(Sumber foto: Instagram @insanulfahmi, @mommy_starla / diolah redaksi)
JAKARTA – Kabar mengejutkan kembali menimpa Inara Rusli. Rekaman CCTV pribadi miliknya dengan durasi sekitar dua jam dilaporkan bocor dan beredar secara ilegal. Kasus ini kini resmi masuk ke ranah hukum setelah pihak Inara melalui kuasa hukumnya melaporkan dugaan tindak pidana akses ilegal ke pihak kepolisian.
Laporan tersebut berkaitan dengan dugaan pelanggaran privasi yang dilakukan secara terencana, mengingat rekaman CCTV itu berasal dari area rumah pribadi Inara yang seharusnya dilindungi secara hukum.
Diduga Libatkan Orang Dalam
Pihak kuasa hukum mengungkapkan bahwa pelaku kebocoran diduga kuat berasal dari orang dalam atau pihak yang berada dalam satu manajemen dengan Inara Rusli. Dari hasil pendalaman awal, setidaknya terdapat enam orang yang terindikasi terlibat, masing-masing berinisial A, V, M, P, dan N.
Mereka diduga memiliki akses terhadap sistem CCTV tersebut sebelum akhirnya rekaman itu jatuh ke pihak luar dan beredar tanpa izin.
Motif Ekonomi Jadi Pemicu
Motif utama di balik kebocoran rekaman ini disinyalir demi keuntungan pribadi. Para pelaku diduga menjual rekaman CCTV tersebut untuk mendapatkan uang.
“Motifnya jelas mencari uang. Pelaku merasa bisa mendapatkan keuntungan dengan menjual video tersebut,” ujar pihak kuasa hukum Inara Rusli dalam keterangannya.

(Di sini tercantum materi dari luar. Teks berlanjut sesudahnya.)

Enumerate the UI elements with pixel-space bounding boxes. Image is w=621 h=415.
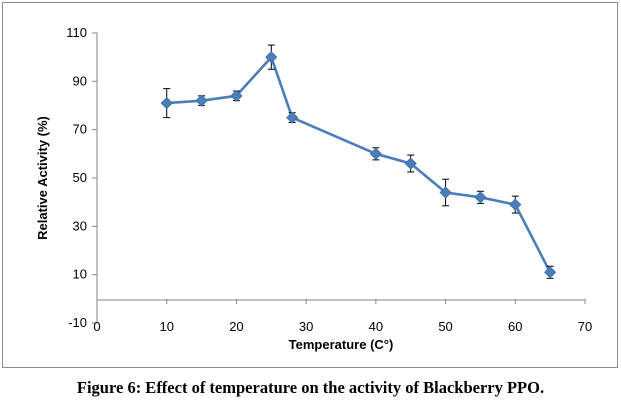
data-point <box>160 97 173 110</box>
data-point <box>439 186 452 199</box>
y-tick-label: 70 <box>73 122 87 137</box>
y-tick-label: 50 <box>73 170 87 185</box>
data-point <box>286 111 299 124</box>
y-ticks: -10 10 30 50 70 90 110 <box>66 25 97 330</box>
data-point <box>265 51 278 64</box>
figure-caption: Figure 6: Effect of temperature on the a… <box>76 378 545 397</box>
x-ticks: 0 10 20 30 40 50 60 70 <box>93 298 592 334</box>
x-tick-label: 50 <box>438 319 452 334</box>
x-axis-title: Temperature (C°) <box>289 337 394 352</box>
y-tick-label: 110 <box>66 25 87 40</box>
chart-frame: -10 10 30 50 70 90 110 0 10 20 30 40 50 60 70 Tempera… <box>2 2 618 368</box>
x-tick-label: 0 <box>93 319 100 334</box>
line-chart: -10 10 30 50 70 90 110 0 10 20 30 40 50 60 70 Tempera… <box>35 25 592 352</box>
data-point <box>369 147 382 160</box>
data-point <box>509 198 522 211</box>
data-point <box>404 157 417 170</box>
x-tick-label: 20 <box>229 319 243 334</box>
y-tick-label: -10 <box>68 315 87 330</box>
x-tick-label: 30 <box>299 319 313 334</box>
x-tick-label: 60 <box>508 319 522 334</box>
data-point <box>544 266 557 279</box>
data-point <box>195 94 208 107</box>
data-point <box>230 89 243 102</box>
series-layer <box>160 44 557 279</box>
series-line <box>166 55 552 273</box>
y-tick-label: 10 <box>73 267 87 282</box>
y-tick-label: 90 <box>73 73 87 88</box>
data-point <box>474 191 487 204</box>
y-axis-title: Relative Activity (%) <box>35 116 50 240</box>
x-tick-label: 70 <box>578 319 592 334</box>
x-tick-label: 40 <box>369 319 383 334</box>
y-tick-label: 30 <box>73 218 87 233</box>
x-tick-label: 10 <box>159 319 173 334</box>
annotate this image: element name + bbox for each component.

Pernyataan ini memperkuat dugaan bahwa kebocoran bukan terjadi karena kelalaian teknis, melainkan tindakan yang disengaja.
Diduga Bermuara ke Mantan Suami
Dalam keterangannya, pihak kuasa hukum juga menyinggung adanya dugaan bahwa rekaman CCTV tersebut bermuara ke mantan suami Inara Rusli, yakni Virgoun. Meski demikian, dugaan ini masih dalam tahap penyelidikan lebih lanjut oleh pihak berwenang.
Penyidik masih menelusuri alur distribusi video untuk memastikan siapa saja pihak yang menerima dan menyebarkannya.
Terancam Hukuman Hingga 8 Tahun Penjara
Kasus ini diproses menggunakan Undang-Undang Informasi dan Transaksi Elektronik (UU ITE), khususnya Pasal 30, 32, dan 35 terkait akses ilegal dan distribusi informasi elektronik tanpa hak.
Mengacu pada ketentuan hukum yang berlaku, para pelaku terancam hukuman pidana penjara hingga 6 sampai 8 tahun.
“Sanksinya tidak ringan. Siapa pun yang dengan sengaja tanpa hak mengakses dan menyebarkan informasi elektronik milik orang lain bisa dijerat hukuman berat,” tegas kuasa hukum.
Saat ini, saksi kunci berinisial Viola telah memberikan keterangan lengkap kepada penyidik unit Cyber Crime guna mengungkap dalang utama di balik dugaan perdagangan privasi Inara Rusli tersebut.